The Trial Chamber has rejected Radovan Karadzic’s motion for a subpoena to the former BH Army commander in Srebrenica Naser Oric to compel him to testify in the defense case. The judges decided that the topics Karadzic wanted to explore through Oric were relevant for the case, but that the information Karadzic could obtain from this witness was not ‘of substantial or considerable assistance’ for the defense of the accused

Naser Oric in the courtroomNaser Oric in the courtroom

The Trial Chamber today denied Radovan Karadzic’s motion for a subpoena to the former BH Army commander in Srebrenica Naser Oric to compel him to testify in his defense case. The judges decided that Karadzic had made ‘reasonable efforts’ to obtain Oric’s voluntary testimony. However, Karadzic failed to show that the information the witness could provide would be of ‘substantial or considerable importance’ for the defense.

Karadzic expected Oric’s testimony to help him prove that Srebrenica had never been demilitarized, that in early 1995, a large quantity of arms was moved by helicopter to Zepa and then to Srebrenica. In Karadzic’s view, Oric could also help him to prove that the BH Army attacked Serb villages immediately before the fall of Srebrenica in July 1995, that it requisitioned humanitarian aid that had been meant for the civilians and opened fire from areas near the UNPROFOR observation posts in a bid to provoke the Serb side to respond.

Finally, Karadzic wanted Oric to help him prove that the Bosnian authorities ‘sacrificed Srebrenica and its population’ as part of a wider strategy to ‘obtain a part of Sarajevo they wanted so much in the final solution of the war’.

The judges found that the topics were relevant for the accused’s case but concluded that the information Karadzic could obtain from Oric was not ‘of substantial or considerable importance’ for the defense of the accused. Some of the topics – such as the demilitarization of Srebrenica, the possession of heavy arms, the efforts to smuggle the arms and ammunition and the attacks on Serb villages around Srebrenica – have already been covered in the evidence of other defense witnesses.

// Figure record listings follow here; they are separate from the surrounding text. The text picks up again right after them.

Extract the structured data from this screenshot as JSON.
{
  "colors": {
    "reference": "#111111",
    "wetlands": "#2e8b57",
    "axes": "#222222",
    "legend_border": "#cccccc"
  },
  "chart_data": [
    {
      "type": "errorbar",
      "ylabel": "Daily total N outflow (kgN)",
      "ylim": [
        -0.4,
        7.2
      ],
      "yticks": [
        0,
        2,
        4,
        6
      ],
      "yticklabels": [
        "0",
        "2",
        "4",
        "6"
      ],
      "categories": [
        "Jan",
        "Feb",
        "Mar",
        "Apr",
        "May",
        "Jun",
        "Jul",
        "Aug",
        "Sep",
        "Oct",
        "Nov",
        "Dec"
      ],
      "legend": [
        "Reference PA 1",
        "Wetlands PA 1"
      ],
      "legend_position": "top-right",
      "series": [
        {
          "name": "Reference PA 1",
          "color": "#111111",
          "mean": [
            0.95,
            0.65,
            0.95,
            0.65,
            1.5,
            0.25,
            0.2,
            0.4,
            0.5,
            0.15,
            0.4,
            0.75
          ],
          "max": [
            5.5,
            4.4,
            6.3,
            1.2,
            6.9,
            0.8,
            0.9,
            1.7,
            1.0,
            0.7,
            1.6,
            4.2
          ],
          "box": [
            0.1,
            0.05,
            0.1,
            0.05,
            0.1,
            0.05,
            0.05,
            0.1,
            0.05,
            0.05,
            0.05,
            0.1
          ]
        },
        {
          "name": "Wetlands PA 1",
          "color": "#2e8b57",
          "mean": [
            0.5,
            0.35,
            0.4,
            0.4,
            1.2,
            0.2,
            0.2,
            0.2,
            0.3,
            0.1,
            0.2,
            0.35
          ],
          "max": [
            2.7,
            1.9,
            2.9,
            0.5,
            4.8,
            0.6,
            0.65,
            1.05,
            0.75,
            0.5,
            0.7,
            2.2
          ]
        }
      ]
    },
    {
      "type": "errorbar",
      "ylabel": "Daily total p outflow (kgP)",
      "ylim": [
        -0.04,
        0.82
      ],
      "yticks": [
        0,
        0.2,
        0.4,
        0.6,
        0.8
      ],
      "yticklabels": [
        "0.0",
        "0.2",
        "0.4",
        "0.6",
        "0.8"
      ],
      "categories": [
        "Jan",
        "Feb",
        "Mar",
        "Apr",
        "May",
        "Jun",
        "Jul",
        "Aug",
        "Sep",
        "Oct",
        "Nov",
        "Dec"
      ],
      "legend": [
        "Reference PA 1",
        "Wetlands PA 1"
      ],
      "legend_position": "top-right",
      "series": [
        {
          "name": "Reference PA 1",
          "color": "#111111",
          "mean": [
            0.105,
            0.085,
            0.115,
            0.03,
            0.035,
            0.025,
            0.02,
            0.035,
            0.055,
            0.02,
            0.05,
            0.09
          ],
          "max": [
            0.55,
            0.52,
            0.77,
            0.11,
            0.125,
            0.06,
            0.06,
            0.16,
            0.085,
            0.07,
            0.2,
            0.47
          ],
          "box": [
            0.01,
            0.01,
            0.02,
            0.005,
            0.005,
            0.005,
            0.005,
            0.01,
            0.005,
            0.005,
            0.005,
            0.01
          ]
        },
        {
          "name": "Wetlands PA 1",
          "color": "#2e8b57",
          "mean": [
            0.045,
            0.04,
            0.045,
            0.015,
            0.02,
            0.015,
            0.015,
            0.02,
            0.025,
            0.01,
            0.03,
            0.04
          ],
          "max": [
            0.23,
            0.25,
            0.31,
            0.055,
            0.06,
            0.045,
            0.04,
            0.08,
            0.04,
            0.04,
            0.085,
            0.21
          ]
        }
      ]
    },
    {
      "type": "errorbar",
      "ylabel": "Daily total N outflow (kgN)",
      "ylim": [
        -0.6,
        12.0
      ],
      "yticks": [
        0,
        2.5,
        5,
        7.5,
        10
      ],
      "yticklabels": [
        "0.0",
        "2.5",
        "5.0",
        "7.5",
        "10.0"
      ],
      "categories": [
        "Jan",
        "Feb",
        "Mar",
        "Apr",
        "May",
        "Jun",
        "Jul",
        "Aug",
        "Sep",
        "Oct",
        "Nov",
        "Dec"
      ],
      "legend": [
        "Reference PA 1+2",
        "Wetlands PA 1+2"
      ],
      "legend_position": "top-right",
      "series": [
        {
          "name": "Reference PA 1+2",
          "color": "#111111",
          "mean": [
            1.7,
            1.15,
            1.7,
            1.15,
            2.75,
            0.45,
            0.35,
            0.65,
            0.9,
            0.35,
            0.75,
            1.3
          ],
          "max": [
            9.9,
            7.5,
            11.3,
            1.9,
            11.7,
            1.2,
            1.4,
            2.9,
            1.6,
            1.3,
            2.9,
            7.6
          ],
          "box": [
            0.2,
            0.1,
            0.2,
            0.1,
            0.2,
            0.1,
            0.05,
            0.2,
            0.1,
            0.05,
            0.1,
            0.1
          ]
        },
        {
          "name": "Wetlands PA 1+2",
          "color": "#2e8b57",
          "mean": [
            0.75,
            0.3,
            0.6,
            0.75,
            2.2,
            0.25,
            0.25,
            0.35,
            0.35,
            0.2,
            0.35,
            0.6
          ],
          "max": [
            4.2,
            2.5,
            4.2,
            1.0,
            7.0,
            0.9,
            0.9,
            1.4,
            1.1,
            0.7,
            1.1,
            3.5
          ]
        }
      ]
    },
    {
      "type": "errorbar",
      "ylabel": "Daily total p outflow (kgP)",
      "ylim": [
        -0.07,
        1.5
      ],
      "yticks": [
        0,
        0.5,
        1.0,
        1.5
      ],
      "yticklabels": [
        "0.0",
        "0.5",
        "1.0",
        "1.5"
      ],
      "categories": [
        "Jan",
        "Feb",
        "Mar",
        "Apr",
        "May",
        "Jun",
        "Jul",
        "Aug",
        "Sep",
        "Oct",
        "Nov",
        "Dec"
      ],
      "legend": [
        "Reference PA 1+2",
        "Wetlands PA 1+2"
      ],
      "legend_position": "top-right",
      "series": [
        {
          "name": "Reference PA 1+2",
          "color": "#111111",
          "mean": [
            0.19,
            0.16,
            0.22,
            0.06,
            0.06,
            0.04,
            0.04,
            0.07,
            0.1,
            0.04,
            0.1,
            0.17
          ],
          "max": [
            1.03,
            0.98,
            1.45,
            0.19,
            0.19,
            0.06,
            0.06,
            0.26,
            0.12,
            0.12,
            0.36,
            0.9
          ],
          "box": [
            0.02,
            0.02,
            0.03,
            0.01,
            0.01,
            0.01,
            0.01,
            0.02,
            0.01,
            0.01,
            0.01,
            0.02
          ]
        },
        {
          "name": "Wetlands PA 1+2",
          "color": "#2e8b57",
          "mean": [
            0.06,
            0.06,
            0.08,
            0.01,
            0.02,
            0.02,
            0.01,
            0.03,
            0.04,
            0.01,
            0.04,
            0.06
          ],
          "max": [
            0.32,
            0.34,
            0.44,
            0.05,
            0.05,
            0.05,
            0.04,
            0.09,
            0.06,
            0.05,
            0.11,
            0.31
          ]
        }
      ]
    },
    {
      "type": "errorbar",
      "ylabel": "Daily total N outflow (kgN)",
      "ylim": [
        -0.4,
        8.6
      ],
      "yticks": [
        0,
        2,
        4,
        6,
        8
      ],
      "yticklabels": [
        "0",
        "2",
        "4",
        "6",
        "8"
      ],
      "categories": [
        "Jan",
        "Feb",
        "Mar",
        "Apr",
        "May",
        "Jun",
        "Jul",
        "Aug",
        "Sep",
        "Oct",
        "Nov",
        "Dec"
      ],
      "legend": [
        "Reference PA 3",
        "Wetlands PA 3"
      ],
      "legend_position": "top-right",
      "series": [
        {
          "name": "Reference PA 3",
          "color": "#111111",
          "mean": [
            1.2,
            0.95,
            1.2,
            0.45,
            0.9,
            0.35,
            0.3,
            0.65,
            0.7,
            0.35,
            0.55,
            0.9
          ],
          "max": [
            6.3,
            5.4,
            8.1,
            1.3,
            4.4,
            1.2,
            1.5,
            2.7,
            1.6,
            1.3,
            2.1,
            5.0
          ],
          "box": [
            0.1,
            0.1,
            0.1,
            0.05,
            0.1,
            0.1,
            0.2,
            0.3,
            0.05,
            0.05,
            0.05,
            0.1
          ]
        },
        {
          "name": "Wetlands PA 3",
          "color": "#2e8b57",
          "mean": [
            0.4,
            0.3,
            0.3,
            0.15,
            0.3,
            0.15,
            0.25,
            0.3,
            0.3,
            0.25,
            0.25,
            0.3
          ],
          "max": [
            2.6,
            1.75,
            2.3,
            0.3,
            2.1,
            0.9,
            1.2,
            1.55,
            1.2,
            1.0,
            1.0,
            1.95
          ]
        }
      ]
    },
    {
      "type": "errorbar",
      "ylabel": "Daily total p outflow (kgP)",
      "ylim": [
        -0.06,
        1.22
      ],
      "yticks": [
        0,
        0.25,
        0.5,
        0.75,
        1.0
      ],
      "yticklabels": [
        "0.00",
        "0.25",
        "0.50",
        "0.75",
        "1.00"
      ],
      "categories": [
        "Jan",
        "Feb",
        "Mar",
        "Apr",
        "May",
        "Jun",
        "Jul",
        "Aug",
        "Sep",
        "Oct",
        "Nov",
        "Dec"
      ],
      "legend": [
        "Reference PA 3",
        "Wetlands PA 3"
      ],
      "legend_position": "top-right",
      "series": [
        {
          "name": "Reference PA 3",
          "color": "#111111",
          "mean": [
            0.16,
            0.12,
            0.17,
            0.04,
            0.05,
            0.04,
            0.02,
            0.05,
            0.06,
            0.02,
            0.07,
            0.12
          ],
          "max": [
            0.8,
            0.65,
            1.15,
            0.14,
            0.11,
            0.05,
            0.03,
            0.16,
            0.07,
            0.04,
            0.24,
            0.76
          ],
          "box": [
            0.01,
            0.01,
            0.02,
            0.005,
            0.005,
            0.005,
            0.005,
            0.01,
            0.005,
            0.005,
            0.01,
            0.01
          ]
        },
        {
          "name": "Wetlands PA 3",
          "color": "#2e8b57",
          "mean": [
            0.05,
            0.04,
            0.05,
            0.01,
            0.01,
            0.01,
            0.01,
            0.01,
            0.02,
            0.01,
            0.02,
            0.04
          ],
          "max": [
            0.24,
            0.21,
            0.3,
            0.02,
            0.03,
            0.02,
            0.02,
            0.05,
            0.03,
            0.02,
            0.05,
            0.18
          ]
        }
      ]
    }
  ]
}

The judges also note that Oric left Srebrenica for Tuzla in March 1995 and didn’t return to the enclave until the end of the war. In that period, according to the evidence of Dutch Battalion deputy commander Robert Franken, Ramiz Becirovic stood in for Oric. As a result, Oric was not in the position to testify about the BH Army attacks on Serb villages on the eve of the fall of Srebrenica in July 1995, the incidents in which Serb positions were targeted from areas near the UN observation posts, and about the Bosnian authorities allegedly ‘sacrificing’ Srebrenica.